A few days ago, a reconciliation law was passed. I admit that I did not know that national reconciliation could be a matter of law. I believe that there is no legislation capable of transforming what we carry in our hearts. With our backs turned to democratic coexistence, the Legislative Assembly of El Salvador approved a reconciliation law last Wednesday that establishes impunity. It reduces the penalties for those who confess and ask for forgiveness for the crimes committed by 75%. Judges can revoke sentences when there are reasons of age or health. This law promotes immunity from punishment, according to human rights organizations and the victims' families.

The law has its inconsistencies. We, from IDEHUCA, are going to present a document to the Constitutional Court, who are the ones responsible not only for drafting a law that on reconciliation and transitional justice, while declaring the unconstitutionality of the previous amnesty law, but also for recommending that the Prosecutor's Office have prosecutors; that the state have a budget to compensate the victims; pardons, not recommended, but ordered, because orders follow from a judgement.
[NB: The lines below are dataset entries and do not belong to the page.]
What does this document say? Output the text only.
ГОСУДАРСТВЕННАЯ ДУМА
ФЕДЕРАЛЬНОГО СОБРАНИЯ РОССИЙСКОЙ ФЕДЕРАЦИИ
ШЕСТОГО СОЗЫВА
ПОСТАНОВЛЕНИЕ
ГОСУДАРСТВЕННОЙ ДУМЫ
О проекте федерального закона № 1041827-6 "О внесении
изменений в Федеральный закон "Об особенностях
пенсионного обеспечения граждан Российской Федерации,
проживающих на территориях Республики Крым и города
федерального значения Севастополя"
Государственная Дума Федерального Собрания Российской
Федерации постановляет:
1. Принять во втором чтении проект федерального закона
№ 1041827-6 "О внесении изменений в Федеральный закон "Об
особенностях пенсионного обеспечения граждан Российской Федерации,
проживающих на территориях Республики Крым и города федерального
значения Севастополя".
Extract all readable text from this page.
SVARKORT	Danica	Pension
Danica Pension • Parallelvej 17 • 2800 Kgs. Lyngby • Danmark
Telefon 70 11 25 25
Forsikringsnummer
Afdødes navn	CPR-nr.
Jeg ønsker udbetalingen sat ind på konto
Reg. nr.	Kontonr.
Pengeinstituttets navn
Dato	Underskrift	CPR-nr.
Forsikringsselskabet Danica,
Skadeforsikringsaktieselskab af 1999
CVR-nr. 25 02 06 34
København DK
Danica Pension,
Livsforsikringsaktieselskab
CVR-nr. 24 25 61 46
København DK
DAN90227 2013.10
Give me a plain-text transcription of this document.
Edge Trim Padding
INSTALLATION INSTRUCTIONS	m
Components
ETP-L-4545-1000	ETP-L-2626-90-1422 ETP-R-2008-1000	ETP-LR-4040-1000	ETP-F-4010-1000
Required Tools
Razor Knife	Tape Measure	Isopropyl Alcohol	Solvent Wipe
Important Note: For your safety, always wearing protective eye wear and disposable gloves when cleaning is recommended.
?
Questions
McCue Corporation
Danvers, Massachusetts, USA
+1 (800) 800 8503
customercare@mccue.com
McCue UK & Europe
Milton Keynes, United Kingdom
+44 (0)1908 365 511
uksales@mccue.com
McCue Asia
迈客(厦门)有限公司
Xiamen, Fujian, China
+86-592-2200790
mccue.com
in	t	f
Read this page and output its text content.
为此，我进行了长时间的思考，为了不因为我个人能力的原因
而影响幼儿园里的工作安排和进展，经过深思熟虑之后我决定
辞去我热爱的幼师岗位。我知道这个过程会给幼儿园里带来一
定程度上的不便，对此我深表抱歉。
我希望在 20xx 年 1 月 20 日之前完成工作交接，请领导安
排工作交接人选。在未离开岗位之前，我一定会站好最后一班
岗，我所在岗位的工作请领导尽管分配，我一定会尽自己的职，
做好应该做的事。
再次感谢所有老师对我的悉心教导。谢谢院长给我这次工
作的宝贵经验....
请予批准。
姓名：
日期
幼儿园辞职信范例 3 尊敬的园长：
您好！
In any case, as the text of this bill has been published, it is very important that the Constitutional Court intervenes and holds a follow-up hearing to see if the law actually adopts international human rights parameters and standards.

We also believe that it is pertinent to review all other events, actions, omissions, from the other government departments that were given orders to open military archives, to communicate with the Assembly to establish a clear, budgeted plan for reparations, and that nothing has been done so far. Everything relevant to the judgement needs to be looked at, and whether it is consistent with the Constitution. Once it is finalized, it will have go be implemented by all the relevant state organisations.

In the criminal justice system, the reduction of sentences should be reviewed because it can easily lead - as the law is currently written - to impunity. This should not be allowed to happen in the case of such serious crimes.

If you were pessimistic, you would say that in El Salvador we are on the verge of a democratic regression with little prospect of being able to neutralise it. I would very much like you to tell me that I am wrong.

Political conflicts are sometimes unfortunately resolved by authoritarian measures. I believe that we have to change the way politics is conducted in El Salvador.

There are also some elements that are interesting to consider from your perspective. President Bukele was prevented from forming a party, participating in elections and so on, by the traditional parties. And from that moment there has been conflict and confrontation that has not lessened, even verbally, and both sides tend to speak very harshly of the other.

It is clear that we cannot continue like this. There must be collaboration. We will see what happens in the next few months or next year. There are elections and hopefully a slightly more balanced position will emerge and more dialogue will be achieved, because authoritarianism, along with verbal, psychological, and sometimes militaristic tensions, threaten the beginnings of a stable democracy that we had in the country. We urgently need to change course.